А этот милой Сандрильоной
Потерянную туфлю чтит,
А тот ещё, как встарь влюблённый,
Вздох в маске кружевной хранит.
Нет у меня блестящей пряди,
Цветов, перчатки, башмачка,
Но есть зато в моей тетради
Слеза средь одного листка.
То капелька росы мгновенной,
Как небо голубых очей,
То драгоценность, жемчуг пенный,
Растаявший в любви моей.
И как сокровище Офира,
Мне блещет тёмное пятно,
Алмазом светлым из сапфира
С бумаги синей взнесено.
Я помню, как упала эта
Слеза, хранительница нег,
На строчку моего сонета
Из глаз, не плакавших вовек.
«Эмали и камеи» в переводе Николая Гумилёва увидели свет отдельной книгой в издательстве М. В. Попова в 1914 году. Учреждённое М. Горьким издательство «Всемирная литература» также готовило к публикации сочинения Теофиля Готье, но до печати дело так и не дошло.

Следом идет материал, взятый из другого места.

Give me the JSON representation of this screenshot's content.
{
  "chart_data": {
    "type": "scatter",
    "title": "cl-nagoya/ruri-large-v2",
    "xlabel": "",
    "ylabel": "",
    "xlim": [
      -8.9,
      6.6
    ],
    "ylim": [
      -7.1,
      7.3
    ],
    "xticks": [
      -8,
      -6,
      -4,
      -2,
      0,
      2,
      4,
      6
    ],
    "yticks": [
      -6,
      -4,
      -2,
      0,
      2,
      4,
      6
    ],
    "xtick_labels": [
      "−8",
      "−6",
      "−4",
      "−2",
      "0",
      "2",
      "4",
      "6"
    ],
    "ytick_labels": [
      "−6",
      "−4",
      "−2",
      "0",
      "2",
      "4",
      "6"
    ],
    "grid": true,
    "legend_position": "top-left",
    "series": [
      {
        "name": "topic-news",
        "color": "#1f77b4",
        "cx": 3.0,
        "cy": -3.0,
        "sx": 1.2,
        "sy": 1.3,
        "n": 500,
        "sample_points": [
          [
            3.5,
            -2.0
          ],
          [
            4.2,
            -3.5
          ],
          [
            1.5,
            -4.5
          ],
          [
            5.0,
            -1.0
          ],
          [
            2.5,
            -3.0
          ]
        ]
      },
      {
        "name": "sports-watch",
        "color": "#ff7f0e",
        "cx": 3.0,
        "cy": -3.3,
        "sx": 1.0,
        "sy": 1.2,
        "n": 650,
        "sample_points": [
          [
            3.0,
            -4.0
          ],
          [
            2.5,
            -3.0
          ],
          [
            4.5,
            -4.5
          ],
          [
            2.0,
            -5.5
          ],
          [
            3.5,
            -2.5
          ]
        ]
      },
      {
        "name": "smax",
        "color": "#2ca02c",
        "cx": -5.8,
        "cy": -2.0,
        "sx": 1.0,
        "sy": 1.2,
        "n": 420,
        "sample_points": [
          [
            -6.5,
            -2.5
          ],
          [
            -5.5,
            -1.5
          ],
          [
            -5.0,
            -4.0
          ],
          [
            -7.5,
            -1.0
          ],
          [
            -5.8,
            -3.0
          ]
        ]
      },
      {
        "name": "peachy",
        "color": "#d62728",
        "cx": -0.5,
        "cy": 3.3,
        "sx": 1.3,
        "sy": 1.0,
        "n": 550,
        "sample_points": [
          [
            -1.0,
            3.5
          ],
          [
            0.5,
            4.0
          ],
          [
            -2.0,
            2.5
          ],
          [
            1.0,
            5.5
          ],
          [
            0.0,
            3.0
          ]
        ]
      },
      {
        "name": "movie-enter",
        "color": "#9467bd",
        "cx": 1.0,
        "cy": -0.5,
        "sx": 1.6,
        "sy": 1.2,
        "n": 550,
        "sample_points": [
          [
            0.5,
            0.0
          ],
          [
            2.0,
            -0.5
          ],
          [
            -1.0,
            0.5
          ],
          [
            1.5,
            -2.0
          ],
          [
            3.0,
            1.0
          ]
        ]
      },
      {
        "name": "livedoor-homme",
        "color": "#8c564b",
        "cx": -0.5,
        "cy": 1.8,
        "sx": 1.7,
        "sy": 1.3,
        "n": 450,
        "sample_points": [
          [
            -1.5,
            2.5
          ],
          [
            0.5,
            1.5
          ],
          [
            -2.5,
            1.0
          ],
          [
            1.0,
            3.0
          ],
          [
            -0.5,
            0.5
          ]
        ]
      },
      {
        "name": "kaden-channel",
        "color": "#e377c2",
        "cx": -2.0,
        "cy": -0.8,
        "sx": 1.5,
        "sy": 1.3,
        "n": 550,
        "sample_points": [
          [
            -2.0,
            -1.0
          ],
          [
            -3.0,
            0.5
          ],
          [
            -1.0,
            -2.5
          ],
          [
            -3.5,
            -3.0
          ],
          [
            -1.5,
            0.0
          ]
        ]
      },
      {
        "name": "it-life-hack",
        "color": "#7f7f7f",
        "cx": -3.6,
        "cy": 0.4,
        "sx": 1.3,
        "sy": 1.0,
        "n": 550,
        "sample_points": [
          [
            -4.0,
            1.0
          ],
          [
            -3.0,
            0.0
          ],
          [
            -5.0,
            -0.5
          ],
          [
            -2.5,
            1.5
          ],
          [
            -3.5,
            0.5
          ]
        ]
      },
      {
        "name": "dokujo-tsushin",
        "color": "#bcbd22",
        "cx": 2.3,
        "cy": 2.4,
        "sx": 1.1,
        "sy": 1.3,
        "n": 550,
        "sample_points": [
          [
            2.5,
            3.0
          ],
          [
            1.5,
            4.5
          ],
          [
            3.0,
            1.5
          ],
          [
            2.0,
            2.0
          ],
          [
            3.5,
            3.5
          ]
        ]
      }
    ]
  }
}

Предисловие к невышедшей книге Николай Степанович заключил следующим образом:
«Позже, когда французская поэзия разделилась на два рукава, с одной стороны в журнале парнасцев «Современный Парнас» в первом же номере и на первом месте были напечатаны стихи Готье, а с другой «Цветы зла» Бодлера, книга, положившая по мненью многих основанье символизма, были посвящены «безгрешному поэту, совершенному волшебнику французского слова Теофилю Готье». Только Верлэн своей проповедью милого, вольного, несовершенного искусства заставил французских поэтов несколько позабыть того, кто и имел все права быть их учителем. Культ Теофиля Готье переходит в Англию и там культивируется Суинберном и особенно Оскаром Уайльдом. В Германии его влиянье можно было бы проследить на Стефане Георге. В России стихи Теофиля Готье переводились крайне редко, и самое имя его было мало известно. Однако, когда в 1914 году вышел полный перевод «Эмалей и камей», он был принят чрезвычайно благосклонно и критикой, и публикой, что, конечно, указывает на роль, которую Теофилю Готье суждено сыграть в деле развития русской поэзии».
Мой вытянулся фельетон,
И украшает он покорно
Газеты тягостный фронтон.
Свобода! я не разбираю
Мертворождённых пьес теперь
Я на неделю запираю
Мою пред вашим носом дверь.
И нити мелодрамы новой
Не будут путаться опять
Меж нитей шёлковой основы,
Которую хочу я ткать.
Вновь голоса души, природы
Звучат, чисты и глубоки,
Зато куплеты дети моды
Свои припрятали звонки.
И, обретя в моём стакане
Здоровье, цветшее давно,
Я в обществе былых мечтаний
Моё испробую вино:
Вино, где мысль моя сияла
И нет чужого ничего,
Что жизнь, работник, выжимала
Из гроздей сердца моего.
* Фёдоров А. В. Иннокентий Анненский лирик и драматург // Анненский И. Ф. Стихотворения и трагедии. «Советский писатель». Ленинградское отделение. 1990. С. 18.